A guest post by nutrition specialist Michael Dietz. He will report in regular sections something on the topic of nutrition on our news page and mainly takes a close look at our domestic fruit and vegetables.
We know that the asparagus season is coming to an end, but it comes back every year.
A little truth about asparagus
Many believe that asparagus is the ultimate in healthy eating. It is considered detoxifying, diuretic and even an aphrodisiac. Served with potatoes and drenched in hollandaise sauce, many imagine themselves in gourmet samadhi. The classic accompaniment is a ham roll and white wine is also served.
Let’s take a look at such a plate from an energetic point of view and that always means acids and bases. For those who are new to this topic, I recommend my book “The Chi Kitchen” where I describe the biochemical connections in a simple way.
The pH value and its significance
Briefly explained: Your blood has a pH value of 7.35 – 7.4 – this can be compared to a certain unit of electricity. This is needed to keep all bodily functions, especially the heart, running.

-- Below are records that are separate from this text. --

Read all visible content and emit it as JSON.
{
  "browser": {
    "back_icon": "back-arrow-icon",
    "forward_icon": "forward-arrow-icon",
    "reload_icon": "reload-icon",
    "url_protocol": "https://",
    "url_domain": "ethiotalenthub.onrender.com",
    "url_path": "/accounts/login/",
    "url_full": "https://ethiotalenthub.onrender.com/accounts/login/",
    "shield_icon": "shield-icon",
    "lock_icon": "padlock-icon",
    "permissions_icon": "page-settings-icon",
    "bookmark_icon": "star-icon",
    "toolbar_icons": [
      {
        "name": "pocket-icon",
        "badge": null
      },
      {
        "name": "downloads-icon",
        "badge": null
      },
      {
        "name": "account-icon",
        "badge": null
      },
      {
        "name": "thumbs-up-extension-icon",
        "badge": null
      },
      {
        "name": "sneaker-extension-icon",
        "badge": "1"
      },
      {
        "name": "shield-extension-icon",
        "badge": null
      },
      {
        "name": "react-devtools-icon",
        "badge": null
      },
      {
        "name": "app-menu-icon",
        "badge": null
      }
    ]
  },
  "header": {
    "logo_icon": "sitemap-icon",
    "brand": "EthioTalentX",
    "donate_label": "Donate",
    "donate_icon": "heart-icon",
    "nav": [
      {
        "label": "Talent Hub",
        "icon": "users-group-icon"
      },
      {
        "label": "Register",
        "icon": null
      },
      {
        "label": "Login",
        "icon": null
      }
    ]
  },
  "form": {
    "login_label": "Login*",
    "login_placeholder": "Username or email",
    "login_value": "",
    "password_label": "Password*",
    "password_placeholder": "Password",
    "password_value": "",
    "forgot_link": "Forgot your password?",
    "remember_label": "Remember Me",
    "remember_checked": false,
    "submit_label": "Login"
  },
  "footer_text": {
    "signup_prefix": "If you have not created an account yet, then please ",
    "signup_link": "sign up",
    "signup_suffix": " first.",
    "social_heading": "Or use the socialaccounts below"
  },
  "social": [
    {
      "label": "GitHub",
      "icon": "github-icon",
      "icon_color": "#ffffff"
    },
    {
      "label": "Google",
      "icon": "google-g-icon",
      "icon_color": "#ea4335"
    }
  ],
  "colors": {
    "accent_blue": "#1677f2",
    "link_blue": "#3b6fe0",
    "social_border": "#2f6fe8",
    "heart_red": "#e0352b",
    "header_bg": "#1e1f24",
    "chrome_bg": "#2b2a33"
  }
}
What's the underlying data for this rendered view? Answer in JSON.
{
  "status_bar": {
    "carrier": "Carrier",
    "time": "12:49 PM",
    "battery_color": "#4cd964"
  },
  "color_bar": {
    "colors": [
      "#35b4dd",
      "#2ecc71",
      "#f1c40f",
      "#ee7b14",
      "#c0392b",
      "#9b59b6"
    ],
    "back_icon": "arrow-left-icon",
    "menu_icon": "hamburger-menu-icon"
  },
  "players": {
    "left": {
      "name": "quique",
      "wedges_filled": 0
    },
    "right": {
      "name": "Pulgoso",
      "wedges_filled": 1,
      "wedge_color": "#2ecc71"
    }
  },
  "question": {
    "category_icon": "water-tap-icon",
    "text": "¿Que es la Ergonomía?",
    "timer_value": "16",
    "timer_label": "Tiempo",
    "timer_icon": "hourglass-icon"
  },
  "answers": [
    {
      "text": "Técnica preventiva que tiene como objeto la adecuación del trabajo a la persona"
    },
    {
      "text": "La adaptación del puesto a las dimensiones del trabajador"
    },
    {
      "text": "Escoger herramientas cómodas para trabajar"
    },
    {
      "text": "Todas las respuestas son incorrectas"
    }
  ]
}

This “current unit” remains constant because the body is very meticulous about this stability in the blood. Nature is designed in the “acid” range, which means that we often eat very low pH values without knowing it.
The body, in turn, is forced to provide the necessary balance through the body’s own minerals (bases). It gets these from the connective tissue, skin, hair, teeth, etc. It is precisely this balancing regulation, which protects our primary system, that in the long run (over years) leads to gradual but constant mineral degradation and consequently to degeneration in the body.
The special role of asparagus in the nutrition for Macular Degeneration (AMD)
And here it comes…. Asparagus is one of the most acidic foods of all, directly followed by the potato. Did you know that a person with gout often gets a painful attack after eating asparagus?
The many purines in asparagus are buffered by the body’s own bases and the uric acid crystals are deposited in the joints. Now it is not a question of demonising asparagus and continuing to think in terms of good and bad, but of integrating the balancing principle.
My tip for a sensible approach during the asparagus season.
Click here for the recipe for an alternative sauce
- Before you eat asparagus, pay into your alkaline account with a vegetable broth.
- Replace the Hollandaise sauce with a vegan version (dairy products are another topic and go beyond the scope at this point).
- Do you know yucca? (also known as manioc or kasawa, available in Asian shops) Replace the potato with it. If you think that’s not from around here, do some research on where the potato came from.
- I won’t say anything about the ham. A glass of wine is fine, life should be a joy and food should be a pleasure. But enjoyment is only enjoyment if you don’t beat yourself up with food. With this in mind, get through the asparagus season well.